A rich, musky but mellow Rocambole hardneck Garlic.
Also called Italian Easy Peel.
Rocamboles grow better in cold winter gardens.
Harvests in early summer - stores through fall into winter.
Italian Purple is rare because it is an Italian rocambole that was brought to the USA from Italy around a hundred years ago and has been grown all over Northern states ever since. It is thought to have come from northern Italy since it is a rocambole that probably won't grow well in southern Italy. Most other Italian garlics are artichokes and a few silverskins. When is the last time you remember an Italian rocambole?

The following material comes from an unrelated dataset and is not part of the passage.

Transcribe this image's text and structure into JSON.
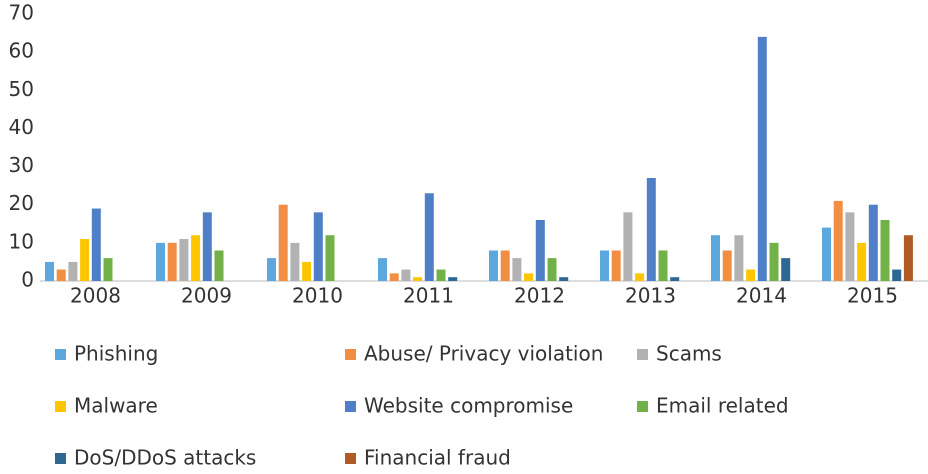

Italian Purple is a generally good sized and can be a rather large garlic. Being a Rocambole garlic, its flavor is rich and strong, but not overly hot and spicy and sticks around for a while. A very enriching taste experience but not one to burn your tongue (at least not until the garlic is a little too mature). From a grower's perspective, it grows well in cold winter areas and usually grows healthy surprisingly uniform sized bulbs. It has thick bulb wrappers for a rocambole and they have a lot of purple and brown layered across a white background - very attractive.

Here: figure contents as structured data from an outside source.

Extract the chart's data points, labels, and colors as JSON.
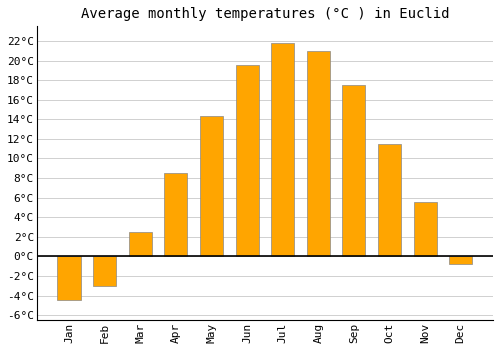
{
  "title": "Average monthly temperatures (°C ) in Euclid",
  "months": [
    "Jan",
    "Feb",
    "Mar",
    "Apr",
    "May",
    "Jun",
    "Jul",
    "Aug",
    "Sep",
    "Oct",
    "Nov",
    "Dec"
  ],
  "values": [
    -4.5,
    -3.0,
    2.5,
    8.5,
    14.3,
    19.5,
    21.8,
    21.0,
    17.5,
    11.5,
    5.6,
    -0.8
  ],
  "bar_color": "#FFA500",
  "bar_edge_color": "#888888",
  "background_color": "#ffffff",
  "grid_color": "#d0d0d0",
  "ylim": [
    -6.5,
    23.5
  ],
  "yticks": [
    -6,
    -4,
    -2,
    0,
    2,
    4,
    6,
    8,
    10,
    12,
    14,
    16,
    18,
    20,
    22
  ],
  "ytick_labels": [
    "-6°C",
    "-4°C",
    "-2°C",
    "0°C",
    "2°C",
    "4°C",
    "6°C",
    "8°C",
    "10°C",
    "12°C",
    "14°C",
    "16°C",
    "18°C",
    "20°C",
    "22°C"
  ],
  "title_fontsize": 10,
  "tick_fontsize": 8,
  "zero_line_color": "#000000",
  "spine_color": "#000000",
  "bar_width": 0.65
}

Italian Purple usually has anywhere from 8 or 9 easy to peel cloves that are of good size, with no smaller inner cloves. The outer bulb wrappers are thin and flake off easily so it is not a very good storer, but no Rocambole is. For those up north who want to grow their own garlic, it is said to grow well in wet conditions. It only takes a year or two to grow all you can eat. It harvests in mid-season along with most of the other Rocamboles. Bulbs are usually over 2 1/2 inches in diameter and are of good size are grown primarily for their rich flavor and good growing characteristics.
Garlic used for seed is generally 2" or greater, while eating garlic can be any size.